An old Wall Street maxim states the most bullish thing a stock can do is get overbought and stay in that position. The iShares Nasdaq Biotechnology Index exchange-trade fund (IBB), which counts Biogen Idec (BIIB), Celgene (CELG) and Gilead Sciences (GILD) as its three top holdings fits that bill.
How much Higher Can It Go Before the Inevitable Correction?
When a rising trend continually moves as it has done in biotech, chartists you can call it “going parabolic,” in correlation to the shape that forms on the chart. The slope of the trend becomes more at an ever-faster rate and talk of bubbles is will be common. Understandably, it is also a hazardous condition for bulls and bears alike as timing must be precise. Even a day early or late can end up in multiple percentage point losses.
With that in understood, biotech is now walking the path between an overbought but firm sector and an overbought but exhausted sector. However the ETF gives details that this behavior over the past few years, there are various stocks within that show it over just the past year. BioMarin Pharmaceutical (BMRN) for Example, shows rising slopes since it broke out last July.
But again, even the staunchest opponents cannot look at biotech and feel comfortable selling it short right now. There is no instant technical reason to state that the top is in or even that a pullback is about to happen. New highs alone are not bearish.
Vertex Pharmaceuticals (VRTX) can be placed into this category. While this maker of small-molecule drugs for patients with serious illnesses such as cystic fibrosis is trading at all-time highs, it had been trailing behind the biotech sector for a few months. But this week, it finally broke through resistance level put in place by its January and early March highs.
This also means that it fully dusted off the sharp loss that it suffered in late January after missing Q4 earnings estimates. The stock does not appear to be overbought as are some of its peers. However, it is not far above its large moving averages, which is more times than not a red flag for stocks that have moved too far from a “reasonable” trend. BioMarin, for instance, is trading 50% above its 200-day average.

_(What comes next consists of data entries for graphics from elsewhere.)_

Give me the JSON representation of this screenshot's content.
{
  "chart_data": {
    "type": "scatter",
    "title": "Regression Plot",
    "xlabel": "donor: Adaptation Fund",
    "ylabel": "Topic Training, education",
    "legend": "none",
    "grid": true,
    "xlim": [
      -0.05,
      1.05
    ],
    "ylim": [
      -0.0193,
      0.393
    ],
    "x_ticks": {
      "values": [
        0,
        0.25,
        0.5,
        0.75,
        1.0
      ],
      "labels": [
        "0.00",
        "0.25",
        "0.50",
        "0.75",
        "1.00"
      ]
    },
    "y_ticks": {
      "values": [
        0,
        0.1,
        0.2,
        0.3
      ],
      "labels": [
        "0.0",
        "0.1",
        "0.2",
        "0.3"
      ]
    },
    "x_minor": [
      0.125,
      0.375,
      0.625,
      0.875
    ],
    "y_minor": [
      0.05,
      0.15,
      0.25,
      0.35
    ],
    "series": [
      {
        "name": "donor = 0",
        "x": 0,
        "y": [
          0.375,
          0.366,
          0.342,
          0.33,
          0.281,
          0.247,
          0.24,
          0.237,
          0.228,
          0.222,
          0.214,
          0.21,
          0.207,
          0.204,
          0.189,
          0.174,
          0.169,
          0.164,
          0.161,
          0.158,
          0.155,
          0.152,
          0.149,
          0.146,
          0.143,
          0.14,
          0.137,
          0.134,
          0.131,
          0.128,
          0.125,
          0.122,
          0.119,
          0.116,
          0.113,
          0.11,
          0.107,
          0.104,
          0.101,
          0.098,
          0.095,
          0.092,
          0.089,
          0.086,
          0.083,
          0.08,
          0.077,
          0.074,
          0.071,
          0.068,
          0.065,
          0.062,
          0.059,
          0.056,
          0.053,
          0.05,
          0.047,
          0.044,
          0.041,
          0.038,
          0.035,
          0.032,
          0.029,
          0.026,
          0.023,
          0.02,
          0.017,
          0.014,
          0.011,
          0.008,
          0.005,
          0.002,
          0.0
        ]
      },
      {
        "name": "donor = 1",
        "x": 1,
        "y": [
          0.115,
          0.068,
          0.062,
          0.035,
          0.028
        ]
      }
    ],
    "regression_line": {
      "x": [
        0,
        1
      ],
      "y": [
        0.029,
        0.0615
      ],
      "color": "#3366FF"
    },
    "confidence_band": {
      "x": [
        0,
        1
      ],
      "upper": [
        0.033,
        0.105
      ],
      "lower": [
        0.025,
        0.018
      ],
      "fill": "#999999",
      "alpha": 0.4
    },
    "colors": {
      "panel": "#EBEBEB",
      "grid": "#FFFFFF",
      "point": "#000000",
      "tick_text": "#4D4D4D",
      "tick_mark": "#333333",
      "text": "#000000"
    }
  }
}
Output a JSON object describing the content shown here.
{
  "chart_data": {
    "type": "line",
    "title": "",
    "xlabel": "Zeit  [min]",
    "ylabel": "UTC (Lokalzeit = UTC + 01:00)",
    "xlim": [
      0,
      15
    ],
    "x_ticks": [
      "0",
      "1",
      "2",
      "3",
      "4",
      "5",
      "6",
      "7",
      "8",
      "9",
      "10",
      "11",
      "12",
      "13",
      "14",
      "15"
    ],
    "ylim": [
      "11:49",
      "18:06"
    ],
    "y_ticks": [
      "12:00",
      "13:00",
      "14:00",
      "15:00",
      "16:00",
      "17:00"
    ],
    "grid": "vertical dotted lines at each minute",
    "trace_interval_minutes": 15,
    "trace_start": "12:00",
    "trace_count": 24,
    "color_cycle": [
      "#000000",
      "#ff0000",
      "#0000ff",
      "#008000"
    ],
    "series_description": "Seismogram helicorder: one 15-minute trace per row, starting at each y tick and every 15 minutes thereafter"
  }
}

While the biggest names in biotech come from the smaller end of the capitalization scale, giant Amgen (AMGN) is also breaking out, specifically from a long corrective downward spiral. Since peaking in December, the stock took a hit for more than 14% into its early February low before bouncing.
After the New England Journal of Medicine released a new class of cholesterol drugs, along with one developed by Amgen, showed potential to fight a number of diseases, and the stock shot higher. It was not only a fundamental event, but it was also a technical breakout from the multi month decline.
Riding trends is one of the ways investors choose to make cash in the stock market, but when those trends are too steep concerns start to rise. Searching for stocks in solid groups that are just starting to benefit from the group’s strength is a smaller risk to participate without having to run after stocks that have already enjoyed a long play.